In August 1910, an Irish sign-painter and decorator named
Robert Noonan left the town of Hastings on the south coast of England, and made his way north and west towards Liverpool, with the hope of emigrating to Canada. Already sick with tuberculosis, his condition worsened once he reached the city, and he was to die there in a workhouse hospital ward, in February 1911. He had, however, left in the care of his daughter Kathleen
a package that was to change the political landscape of twentieth-century Britain.
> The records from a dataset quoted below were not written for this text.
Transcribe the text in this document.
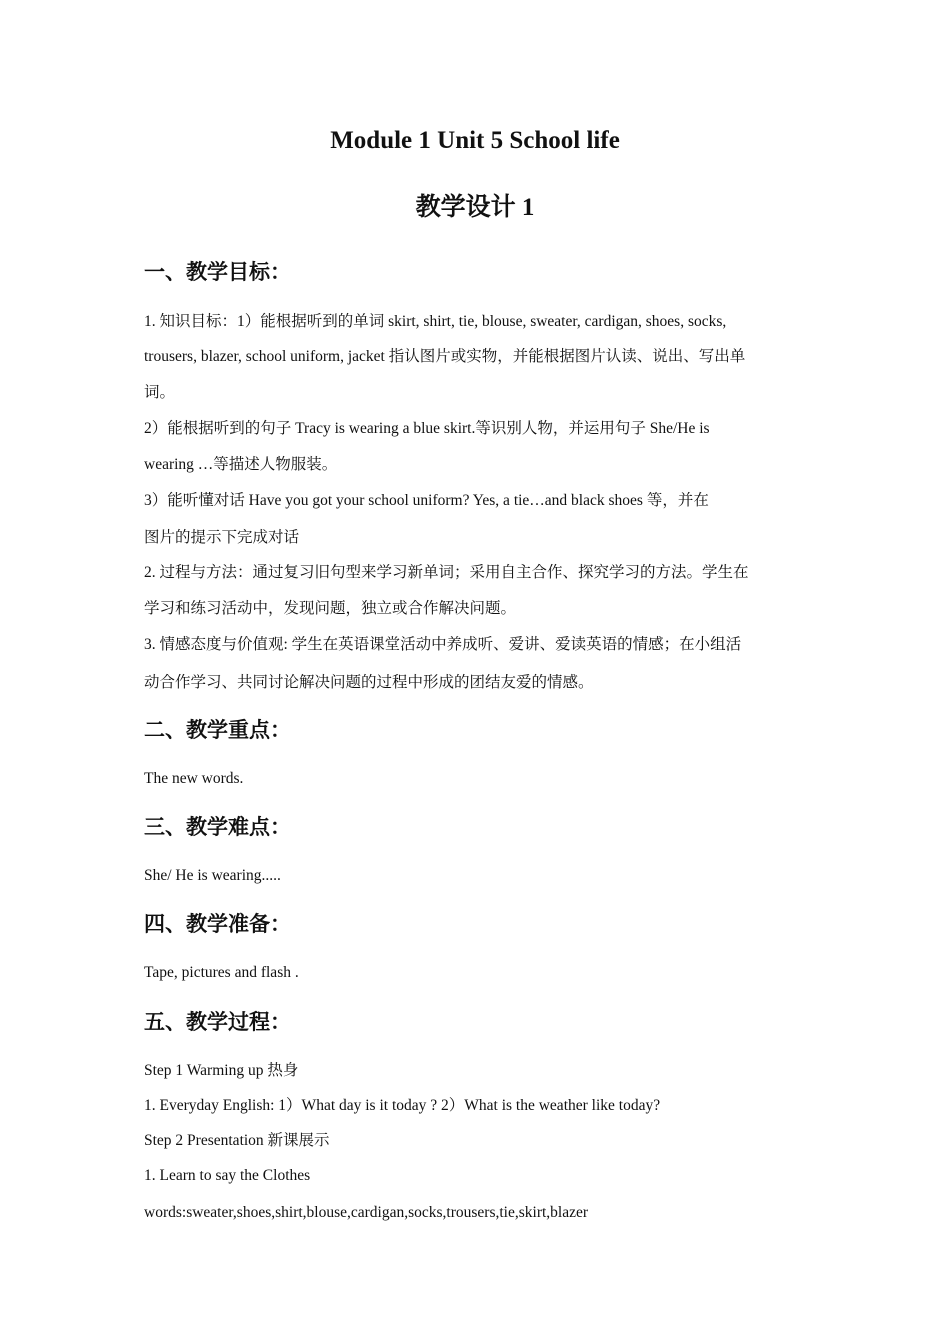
Module 1 Unit 5 School life
教学设计 1
一、教学目标：
1. 知识目标：1）能根据听到的单词 skirt, shirt, tie, blouse, sweater, cardigan, shoes, socks,
trousers, blazer, school uniform, jacket 指认图片或实物，并能根据图片认读、说出、写出单
词。
2）能根据听到的句子 Tracy is wearing a blue skirt.等识别人物，并运用句子 She/He is
wearing …等描述人物服装。
3）能听懂对话 Have you got your school uniform? Yes, a tie…and black shoes 等，并在
图片的提示下完成对话
2. 过程与方法：通过复习旧句型来学习新单词；采用自主合作、探究学习的方法。学生在
学习和练习活动中，发现问题，独立或合作解决问题。
3. 情感态度与价值观: 学生在英语课堂活动中养成听、爱讲、爱读英语的情感；在小组活
动合作学习、共同讨论解决问题的过程中形成的团结友爱的情感。
二、教学重点：
The new words.
三、教学难点：
She/ He is wearing.....
四、教学准备：
Tape, pictures and flash .
五、教学过程：
Step 1 Warming up 热身
1. Everyday English: 1）What day is it today ? 2）What is the weather like today?
Step 2 Presentation 新课展示
1. Learn to say the Clothes
words:sweater,shoes,shirt,blouse,cardigan,socks,trousers,tie,skirt,blazer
Composed between 1906 and 1910, and written under the pen-name of Robert Tressell,
The Ragged-Trousered Philanthropists told the story of a group of house-painters and craftsmen living and working in the appalling conditions of Edwardian provincial capitalism, in the fictional town of Mugsborough, a narrative based on Tressell's own working life in Hastings. The novel's central character, Peter Owen, preaches the socialist cause to try to convert his fellow working men (the titular characters, who seem content to 'donate' their labour to their capitalist masters). Tressell was to die without seeing his book in print, but it has now sold over a million copies in numerous languages and it has never been out of print since its eventual publication in 1914; its text can be found
here, and Tressell's original manuscript can be scrolled through
here. The Trades Union Council keeps detailed
pages devoted to Tressell, as does
Hastings Museum.
The Robert Tressell Society runs an
annual festival in the town in his honour. Although after his death in 1911, he was
buried in a pauper's grave in Liverpool, a
monument was subsequently raised over the spot, as well as at the hospital in which
he died. In his adopted home of Hastings he is honoured throughout the townscape, including an
accommodation block of the university, and several
commemorative plaques. His family received
nothing beyond the £25 Kathleen was paid for the rights to the manuscript in 1914, although she and her own son
continued to
champion the novel's causes. There has been a marked upswing in the
book's sales this year, and this week
The New Statesman named it number 5 in
their list of the most important progressive and liberal books ever (just behind Marx, Engels, and Jesus).